Die Digitalisierung aller Lebensbereiche und dem dazugehörigen schnelleren Netzausbau hat die FDP ebenfalls im Wahlprogramm aufgegriffen und fordert einen flächendeckenden Glasfaserausbau. "In Deutschland ist alles immer langwierig und demokratisch - wir müssen digitaler werden", sagte Lindner mit Hinblick auf die bekanntlich langen Wartezeiten auf deutschen Ämtern. Deutschland habe den Glasfaserausbau verpasst und sei aktuell bestenfalls Mittelmaß.

"Der Staat muss besser organisiert sein als das Verbrechen"

Beim Thema innere Sicherheit ist die FDP gegen eine Vorratsdatenspeicherung und fordert stattdessen eine bessere Zusammenarbeit der Behörden sowie eine höhere Anzahl an Polizeibeamten. "Es gehört zu den Kernaufgaben, dass die Polizei und Justiz handlungsfähig ist", so Lindner. Vier Jahre Große Koalition haben laut dem FDP-Bundesvorsitzenden nicht zu mehr Sicherheit, sondern zu mehr Verwirrung geführt. "Der Staat muss besser organisiert sein als das Verbrechen", erklärte Lindner.

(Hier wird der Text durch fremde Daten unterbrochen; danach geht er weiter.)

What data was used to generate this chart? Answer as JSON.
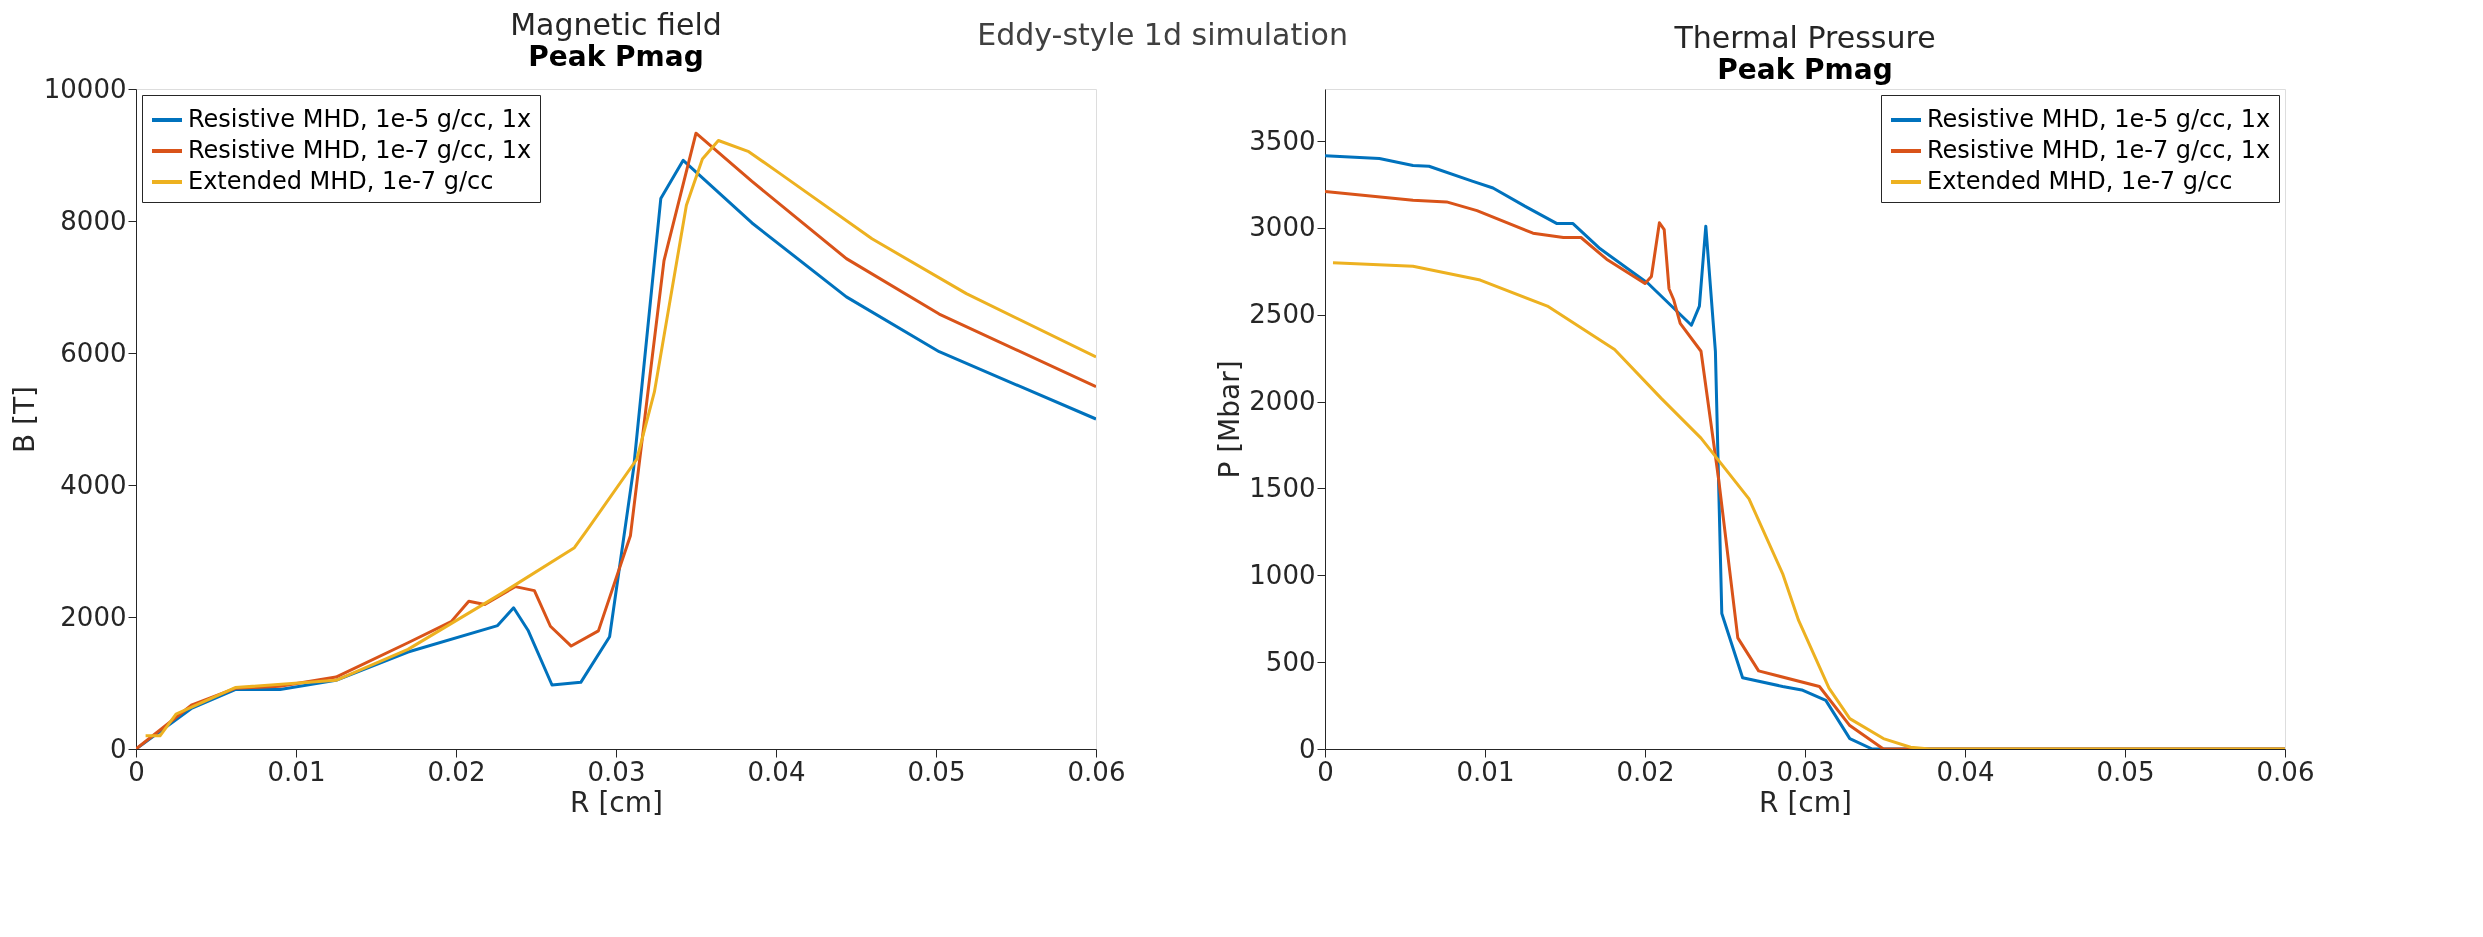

Für das Thema Flüchtlingspolitik sieht die FDP ein modernes Einwanderungsgesetz vor. Lindner äußerte hierzu seine Meinung an einem Beispiel: "Wenn ein junger Mann als Flüchtling nach Deutschland kommt, hier fünf bis sechs Jahre lebt, in dieser Zeit kein Deutsch lernt, Diebstähle begeht und in seinem Land inzwischen wieder Frieden herrscht - dann hat er seine Chance eben nicht genutzt, dann muss er gehen."

Lindner: AfD wäre blamabel für unser Land

Allerdings weist Lindner darauf hin, dass bei einem umgekehrten Fall ("Der junge Mann verhält sich vorbildlich, lernt Deutsch, arbeitet - hat sich hier ein Leben aufgebaut") die Chance bestehen muss, dass er in Deutschland bleiben kann: "Wir müssen dann sagen, "Ja du bist willkommen" - egal ob derjenige gerne die Bibel, den Koran oder einen Krimi liest. Das ist eine kanadisch inspirierte Einwanderungspolitik!"

Die FDP möchte die dritte Kraft im Parlament sein, daran lässt Lindner keinen Zweifel: "Die AfD mit ihren Provokationen darf nicht in die Opposition anführen - wir möchten die Spitze sein. Eine Partei, die eine Abschottung fordert, wäre blamabel für unser Land", so Lindner.